ネットで一目惚れした中東の本屋に長文メールを送ると、その返事は「OK」の2文字。

意を決してヨルダンに飛んだジャパニーズガールが、ヘンテコ店長&多国籍書店員と繰り広げるエキゾチックで痛快な日々。 


note創作大賞エッセイ部門入選。

カオスで愉快なヨルダン破天荒滞在記。 


海外の旅の途中、素敵な本屋さんに出会ったのかと思いきや。

インターネットで見つけた書店に、メールで「住み込みで働かせてください」と送り、「OK」の二文字を頼りにヨルダンに飛んでいってしまう・・・このフウさんのフットワークの軽さよ!


『ざっと計算してみたところ、一か月に30日間バイトして、翌日ヨルダンに向かえばちょうどいいかな?という式が生まれた(ヨルダンの定理)。』

ヨルダンに向かうための旅費を稼ぐという期間限定のバイト先で、「ヨルダン」というあだ名で愛されてしまうエピソードからも、お人柄が伝わってきます。
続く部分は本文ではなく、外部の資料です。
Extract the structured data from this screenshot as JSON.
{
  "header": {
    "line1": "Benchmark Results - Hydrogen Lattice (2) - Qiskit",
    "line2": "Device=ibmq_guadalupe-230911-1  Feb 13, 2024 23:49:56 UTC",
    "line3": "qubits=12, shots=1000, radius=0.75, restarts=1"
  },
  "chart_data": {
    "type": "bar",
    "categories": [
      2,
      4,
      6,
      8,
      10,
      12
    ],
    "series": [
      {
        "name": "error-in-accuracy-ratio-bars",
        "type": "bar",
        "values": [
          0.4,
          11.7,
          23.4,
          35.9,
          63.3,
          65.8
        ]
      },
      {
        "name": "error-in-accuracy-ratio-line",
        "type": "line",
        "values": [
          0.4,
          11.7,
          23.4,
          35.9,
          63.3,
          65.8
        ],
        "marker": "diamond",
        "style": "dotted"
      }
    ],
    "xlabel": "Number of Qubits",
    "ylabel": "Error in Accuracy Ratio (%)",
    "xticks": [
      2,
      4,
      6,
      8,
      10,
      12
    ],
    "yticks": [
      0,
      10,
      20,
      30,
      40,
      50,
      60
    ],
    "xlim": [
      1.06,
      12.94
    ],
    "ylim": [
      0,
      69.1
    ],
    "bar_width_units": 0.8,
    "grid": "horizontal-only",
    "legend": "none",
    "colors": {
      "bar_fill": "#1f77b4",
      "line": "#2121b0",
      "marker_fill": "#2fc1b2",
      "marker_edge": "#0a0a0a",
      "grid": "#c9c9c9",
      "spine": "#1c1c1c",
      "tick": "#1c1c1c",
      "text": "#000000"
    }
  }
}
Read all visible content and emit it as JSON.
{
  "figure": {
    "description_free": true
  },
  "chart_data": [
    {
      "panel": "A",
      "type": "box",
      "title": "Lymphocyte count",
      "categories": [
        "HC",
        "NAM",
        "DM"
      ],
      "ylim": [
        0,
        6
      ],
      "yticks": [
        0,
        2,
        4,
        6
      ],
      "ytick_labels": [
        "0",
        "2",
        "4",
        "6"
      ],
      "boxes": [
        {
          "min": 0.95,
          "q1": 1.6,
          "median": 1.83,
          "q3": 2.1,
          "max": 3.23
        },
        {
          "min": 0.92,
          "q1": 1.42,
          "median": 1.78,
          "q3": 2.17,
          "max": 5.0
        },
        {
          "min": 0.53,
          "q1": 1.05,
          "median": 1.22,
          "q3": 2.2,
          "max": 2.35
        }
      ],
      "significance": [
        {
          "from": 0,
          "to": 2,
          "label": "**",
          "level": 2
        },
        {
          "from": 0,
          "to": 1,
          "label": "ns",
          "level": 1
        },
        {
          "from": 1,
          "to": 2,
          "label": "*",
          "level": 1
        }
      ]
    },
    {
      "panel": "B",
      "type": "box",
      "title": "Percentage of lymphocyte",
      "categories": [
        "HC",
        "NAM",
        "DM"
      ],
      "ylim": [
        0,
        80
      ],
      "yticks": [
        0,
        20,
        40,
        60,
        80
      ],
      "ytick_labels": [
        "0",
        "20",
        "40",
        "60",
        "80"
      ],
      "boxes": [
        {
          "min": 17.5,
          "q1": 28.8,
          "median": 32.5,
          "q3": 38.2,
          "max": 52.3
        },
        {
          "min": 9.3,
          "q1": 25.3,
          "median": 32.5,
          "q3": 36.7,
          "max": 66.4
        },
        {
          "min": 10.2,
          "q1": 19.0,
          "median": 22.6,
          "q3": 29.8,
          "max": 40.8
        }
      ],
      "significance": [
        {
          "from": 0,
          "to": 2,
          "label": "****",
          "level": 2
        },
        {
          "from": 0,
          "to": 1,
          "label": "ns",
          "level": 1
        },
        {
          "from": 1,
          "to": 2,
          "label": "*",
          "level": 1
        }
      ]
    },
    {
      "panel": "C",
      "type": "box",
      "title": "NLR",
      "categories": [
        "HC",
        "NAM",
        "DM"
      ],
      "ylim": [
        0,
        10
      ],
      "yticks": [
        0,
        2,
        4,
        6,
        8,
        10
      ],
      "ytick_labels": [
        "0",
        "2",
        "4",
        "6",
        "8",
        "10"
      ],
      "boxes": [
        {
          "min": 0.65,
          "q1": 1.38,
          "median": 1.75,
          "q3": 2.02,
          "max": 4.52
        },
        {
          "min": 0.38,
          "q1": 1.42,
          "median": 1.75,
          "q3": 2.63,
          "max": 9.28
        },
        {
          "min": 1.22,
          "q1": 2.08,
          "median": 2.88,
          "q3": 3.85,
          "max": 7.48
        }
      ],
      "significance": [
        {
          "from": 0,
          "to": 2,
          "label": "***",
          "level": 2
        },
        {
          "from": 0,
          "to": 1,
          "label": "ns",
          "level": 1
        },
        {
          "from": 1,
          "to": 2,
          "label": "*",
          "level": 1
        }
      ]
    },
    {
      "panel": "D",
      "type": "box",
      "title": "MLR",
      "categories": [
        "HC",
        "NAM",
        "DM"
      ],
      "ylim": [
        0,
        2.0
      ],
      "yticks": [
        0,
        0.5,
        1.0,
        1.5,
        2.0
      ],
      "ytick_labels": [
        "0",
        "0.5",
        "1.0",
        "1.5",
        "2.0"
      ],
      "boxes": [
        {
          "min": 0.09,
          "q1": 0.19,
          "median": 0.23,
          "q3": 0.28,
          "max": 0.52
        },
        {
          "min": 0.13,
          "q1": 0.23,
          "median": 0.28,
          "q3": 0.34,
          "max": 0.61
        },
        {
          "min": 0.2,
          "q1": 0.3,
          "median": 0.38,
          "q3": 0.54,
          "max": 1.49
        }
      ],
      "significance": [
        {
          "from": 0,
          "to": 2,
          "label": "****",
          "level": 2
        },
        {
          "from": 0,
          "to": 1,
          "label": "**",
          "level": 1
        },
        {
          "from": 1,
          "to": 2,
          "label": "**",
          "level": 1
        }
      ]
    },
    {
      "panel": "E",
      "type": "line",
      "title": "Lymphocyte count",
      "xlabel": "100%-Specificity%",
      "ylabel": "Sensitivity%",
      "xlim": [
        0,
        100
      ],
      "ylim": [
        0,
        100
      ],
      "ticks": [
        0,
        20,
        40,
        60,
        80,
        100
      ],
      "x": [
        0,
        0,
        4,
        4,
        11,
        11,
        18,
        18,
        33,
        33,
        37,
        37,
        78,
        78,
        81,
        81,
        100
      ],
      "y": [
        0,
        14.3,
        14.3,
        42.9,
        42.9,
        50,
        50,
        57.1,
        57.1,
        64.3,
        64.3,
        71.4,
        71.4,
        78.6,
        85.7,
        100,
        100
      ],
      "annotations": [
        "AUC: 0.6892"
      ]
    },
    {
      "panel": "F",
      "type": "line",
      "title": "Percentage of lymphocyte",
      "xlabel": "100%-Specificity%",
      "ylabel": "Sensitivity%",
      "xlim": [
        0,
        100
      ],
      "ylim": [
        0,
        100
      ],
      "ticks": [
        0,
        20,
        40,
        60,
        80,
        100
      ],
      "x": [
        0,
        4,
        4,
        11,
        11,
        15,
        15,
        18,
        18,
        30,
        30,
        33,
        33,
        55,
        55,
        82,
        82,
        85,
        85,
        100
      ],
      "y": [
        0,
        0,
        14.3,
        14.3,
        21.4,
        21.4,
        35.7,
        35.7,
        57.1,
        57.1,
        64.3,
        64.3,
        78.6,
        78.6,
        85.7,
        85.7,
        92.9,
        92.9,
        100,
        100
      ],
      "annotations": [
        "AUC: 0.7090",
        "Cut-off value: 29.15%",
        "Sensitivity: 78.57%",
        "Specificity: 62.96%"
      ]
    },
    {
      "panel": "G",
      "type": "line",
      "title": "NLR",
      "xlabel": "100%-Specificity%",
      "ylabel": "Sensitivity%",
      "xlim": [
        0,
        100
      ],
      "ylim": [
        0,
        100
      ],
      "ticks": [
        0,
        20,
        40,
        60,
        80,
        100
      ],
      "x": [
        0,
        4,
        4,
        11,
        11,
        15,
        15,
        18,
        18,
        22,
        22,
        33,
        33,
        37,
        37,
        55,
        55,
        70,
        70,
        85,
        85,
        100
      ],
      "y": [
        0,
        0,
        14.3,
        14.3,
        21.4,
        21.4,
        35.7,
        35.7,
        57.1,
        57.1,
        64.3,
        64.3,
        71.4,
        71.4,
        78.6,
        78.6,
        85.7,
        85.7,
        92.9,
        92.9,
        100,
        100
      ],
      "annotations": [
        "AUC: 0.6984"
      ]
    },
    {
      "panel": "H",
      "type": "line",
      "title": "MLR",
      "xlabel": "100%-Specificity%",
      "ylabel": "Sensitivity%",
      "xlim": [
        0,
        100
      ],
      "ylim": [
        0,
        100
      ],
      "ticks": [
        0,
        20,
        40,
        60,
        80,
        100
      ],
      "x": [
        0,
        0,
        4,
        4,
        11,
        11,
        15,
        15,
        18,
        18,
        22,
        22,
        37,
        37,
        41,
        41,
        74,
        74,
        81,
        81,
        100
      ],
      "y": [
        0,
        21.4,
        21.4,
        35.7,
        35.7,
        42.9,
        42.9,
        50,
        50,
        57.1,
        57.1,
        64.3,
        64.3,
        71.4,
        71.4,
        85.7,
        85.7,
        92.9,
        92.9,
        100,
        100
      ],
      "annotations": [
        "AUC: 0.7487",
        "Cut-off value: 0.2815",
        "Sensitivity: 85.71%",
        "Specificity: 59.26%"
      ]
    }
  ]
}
誤解を恐れずに言うならば、「岸田奈美さんが好きなら絶対に好き!!!」だということ。

noteで投稿されていた日記が元になっているというカジュアルさからも、いろんな人におすすめしたい作品です。


出版元である「産業編集センター」さん、お恥ずかしながら初めましてでした。

出版物を拝見すると、『旅行・紀行』ジャンルの本がどれもとてもそそられます。

さっそくSNSをフォローさせていただきました。


まずフウさんを見つけ出した編集者さまが素晴らしい。

そしてその編集者さまの導きによって、今後も最高におもしろい作品が生まれてくるはず。

そんな出版社(編集者)さんとの出逢いすらも、うれしくなった1冊。